Sure, I’d forfeit my bond and lose most of Albert’s hard-won credibility points, but there’d be compensations. Maybe he would make me a subject of his ditto life-extension experiments. I could have more than another twelve hours, maybe lots more!
Huh. Now where did that thought come from? It was almost … well, frankie … confusing the more important “I” with the trivial i that’s thinking these thoughts.
How bizarre!
Anyway, why daydream about doing things that I’ll never do. Or cheap posterities that I’ll never win?
“And after the bus station?” Vic Collins prompts.
“I’ll catch the 330 dino to Riverside Drive and UK headquarters. Head straight for the employee entrance, wave my ID, and hope their security AI is as lax as you expect. Again, if you’re wrong about that, if they ask any inconvenient questions, I’ll just turn around and leave.”

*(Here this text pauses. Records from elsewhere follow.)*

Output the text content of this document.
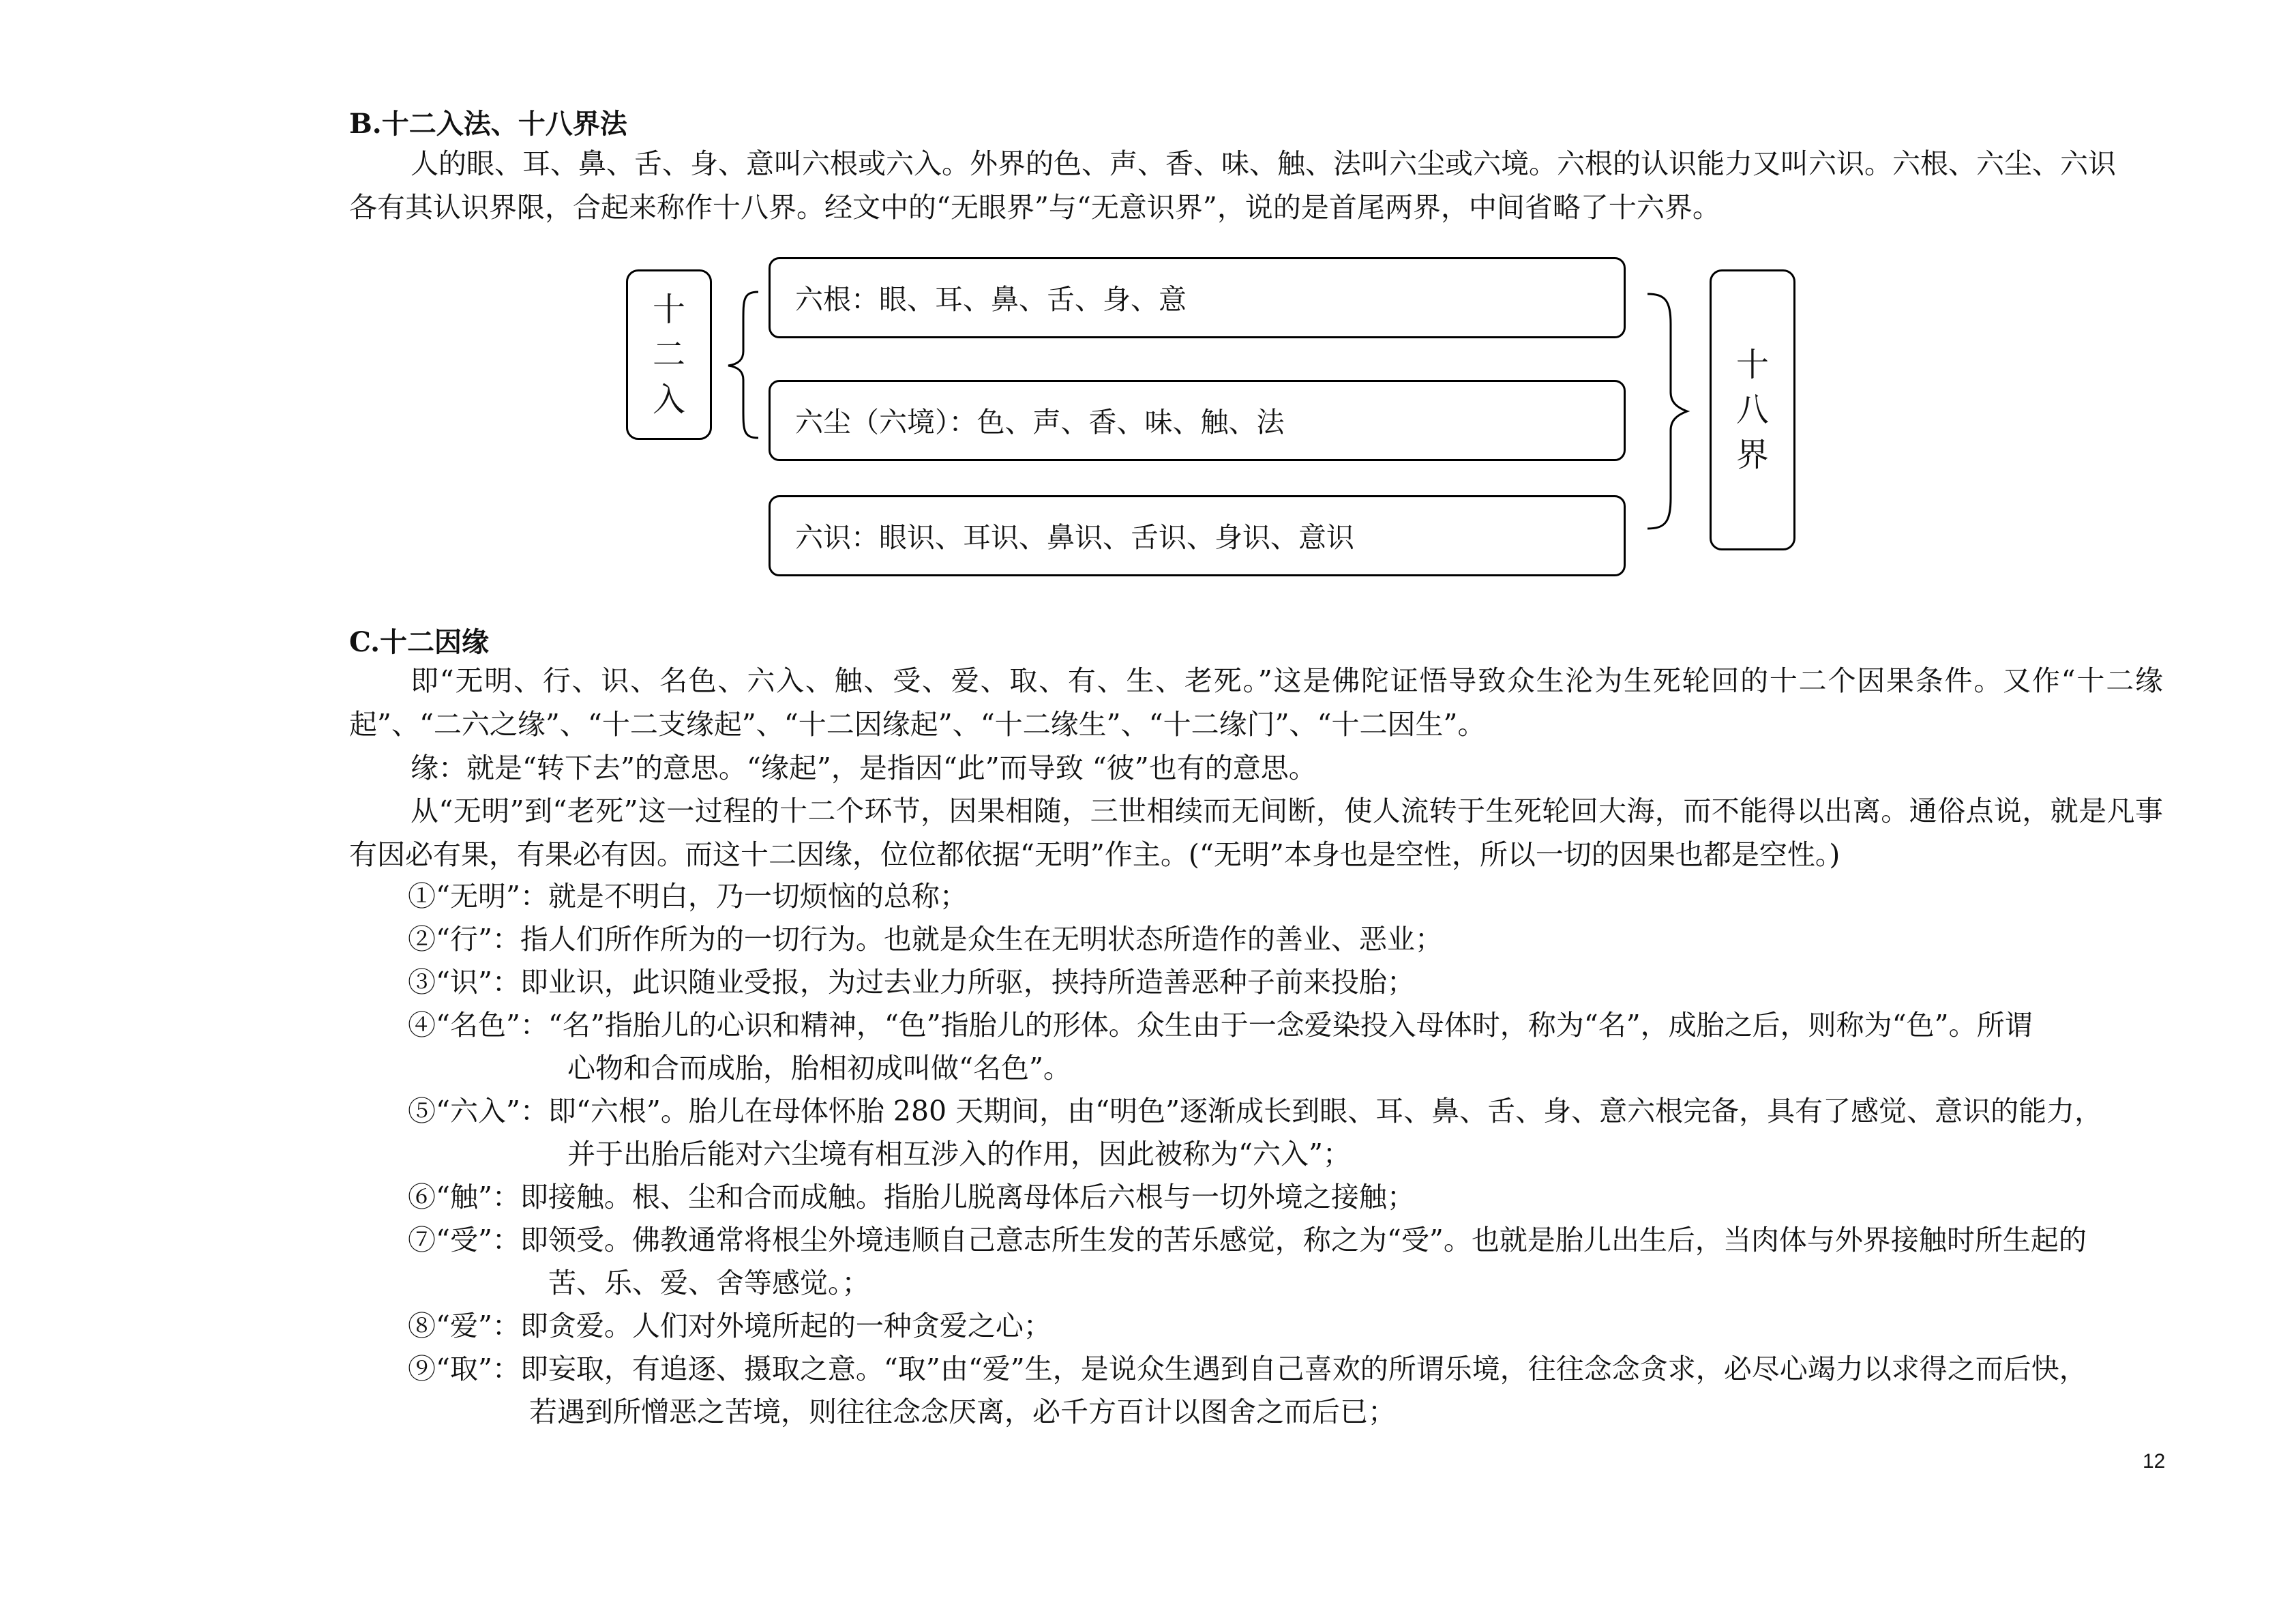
B.十二入法、十八界法
人的眼、耳、鼻、舌、身、意叫六根或六入。外界的色、声、香、味、触、法叫六尘或六境。六根的认识能力又叫六识。六根、六尘、六识
各有其认识界限，合起来称作十八界。经文中的“无眼界”与“无意识界”，说的是首尾两界，中间省略了十六界。
十
二
入
六根：眼、耳、鼻、舌、身、意
六尘（六境）：色、声、香、味、触、法
六识：眼识、耳识、鼻识、舌识、身识、意识
十
八
界
C.十二因缘
即“无明、行、识、名色、六入、触、受、爱、取、有、生、老死。”这是佛陀证悟导致众生沦为生死轮回的十二个因果条件。又作“十二缘起”、“二六之缘”、“十二支缘起”、“十二因缘起”、“十二缘生”、“十二缘门”、“十二因生”。
缘：就是“转下去”的意思。“缘起”，是指因“此”而导致 “彼”也有的意思。
从“无明”到“老死”这一过程的十二个环节，因果相随，三世相续而无间断，使人流转于生死轮回大海，而不能得以出离。通俗点说，就是凡事有因必有果，有果必有因。而这十二因缘，位位都依据“无明”作主。(“无明”本身也是空性，所以一切的因果也都是空性。)
①“无明”：就是不明白，乃一切烦恼的总称；
②“行”：指人们所作所为的一切行为。也就是众生在无明状态所造作的善业、恶业；
③“识”：即业识，此识随业受报，为过去业力所驱，挟持所造善恶种子前来投胎；
④“名色”：“名”指胎儿的心识和精神，“色”指胎儿的形体。众生由于一念爱染投入母体时，称为“名”，成胎之后，则称为“色”。所谓
心物和合而成胎，胎相初成叫做“名色”。
⑤“六入”：即“六根”。胎儿在母体怀胎 280 天期间，由“明色”逐渐成长到眼、耳、鼻、舌、身、意六根完备，具有了感觉、意识的能力，
并于出胎后能对六尘境有相互涉入的作用，因此被称为“六入”；
⑥“触”：即接触。根、尘和合而成触。指胎儿脱离母体后六根与一切外境之接触；
⑦“受”：即领受。佛教通常将根尘外境违顺自己意志所生发的苦乐感觉，称之为“受”。也就是胎儿出生后，当肉体与外界接触时所生起的
苦、乐、爱、舍等感觉。；
⑧“爱”：即贪爱。人们对外境所起的一种贪爱之心；
⑨“取”：即妄取，有追逐、摄取之意。“取”由“爱”生，是说众生遇到自己喜欢的所谓乐境，往往念念贪求，必尽心竭力以求得之而后快，
若遇到所憎恶之苦境，则往往念念厌离，必千方百计以图舍之而后已；
12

“We understand,” the red ditto says with a nod. “But we’re confident they’ll let you in.”
Irene and company somehow know that Ritu Maharal hired one of Albert’s grays. One that went missing a few hours ago. Still, the guards at UK may just wave me through, assuming I’m on business for a major stockholder. The trick may work at the outer portal, where hundreds of realfolks and dittos pass each hour. Hell, gaggles of tourists line up there for excursion passes, forming guided groups to view the factory where their disposable bodies are made.

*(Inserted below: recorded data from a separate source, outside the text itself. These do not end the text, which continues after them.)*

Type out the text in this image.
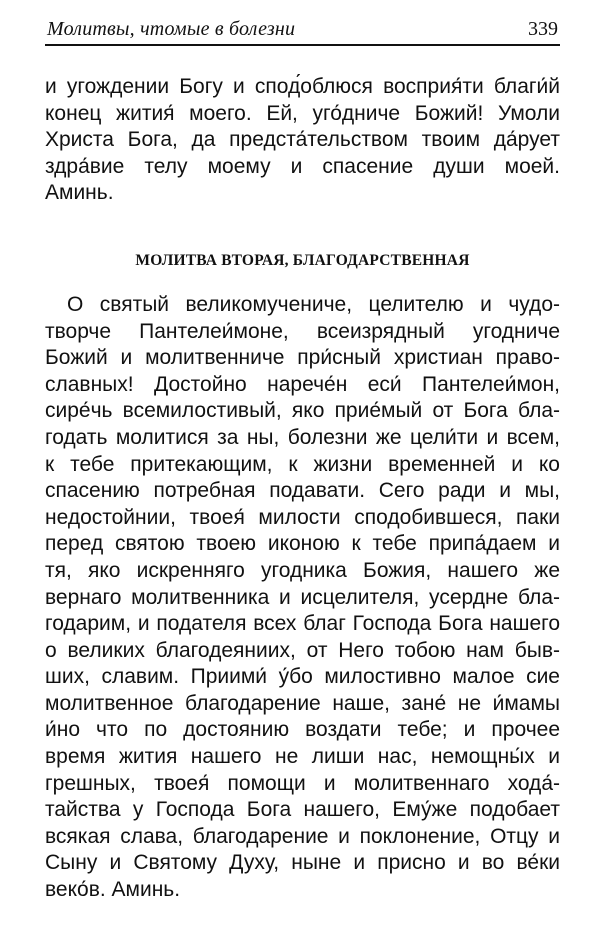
Молитвы, чтомые в болезни	339

и угождении Богу и спод́облюся восприя́ти благи́й
конец жития́ моего. Ей, уго́дниче Божий! Умоли
Христа Бога, да предста́тельством твоим да́рует
здра́вие телу моему и спасение души моей.
Аминь.

МОЛИТВА ВТОРАЯ, БЛАГОДАРСТВЕННАЯ

О святый великомучениче, целителю и чудо-
творче Пантелеи́моне, всеизрядный угодниче
Божий и молитвенниче при́сный христиан право-
славных! Достойно нарече́н еси́ Пантелеи́мон,
сире́чь всемилостивый, яко прие́мый от Бога бла-
годать молитися за ны, болезни же цели́ти и всем,
к тебе притекающим, к жизни временней и ко
спасению потребная подавати. Сего ради и мы,
недостойнии, твоея́ милости сподобившеся, паки
перед святою твоею иконою к тебе припа́даем и
тя, яко искренняго угодника Божия, нашего же
вернаго молитвенника и исцелителя, усердне бла-
годарим, и подателя всех благ Господа Бога нашего
о великих благодеяниих, от Него тобою нам быв-
ших, славим. Приими́ у́бо милостивно малое сие
молитвенное благодарение наше, зане́ не и́мамы
и́но что по достоянию воздати тебе; и прочее
время жития нашего не лиши нас, немощны́х и
грешных, твоея́ помощи и молитвеннаго хода́-
тайства у Господа Бога нашего, Ему́же подобает
всякая слава, благодарение и поклонение, Отцу и
Сыну и Святому Духу, ныне и присно и во ве́ки
веко́в. Аминь.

But Wammaker and her pals expect me to breeze through several more checkpoints, each more secure than the last, blithely peering about as I plunge deeper, on the lookout for tech-hints without ever once actually committing fraud or telling a clearcut lie!
(Did Vic Collins also arrange for a security lapse in advance? Some inside bribery to lubricate things? He seems the kind who might know how, with his furtive-yet-superior manner. It’s a good thing I have all our conversations taped, on the recorder I’m subvocalizing into right now.)
And they did pay in advance. Crypto-cash, encoded to one of Albert’s accounts. All I need do is try. Put in a modest effort. A seventy-five percent fee just for getting inside.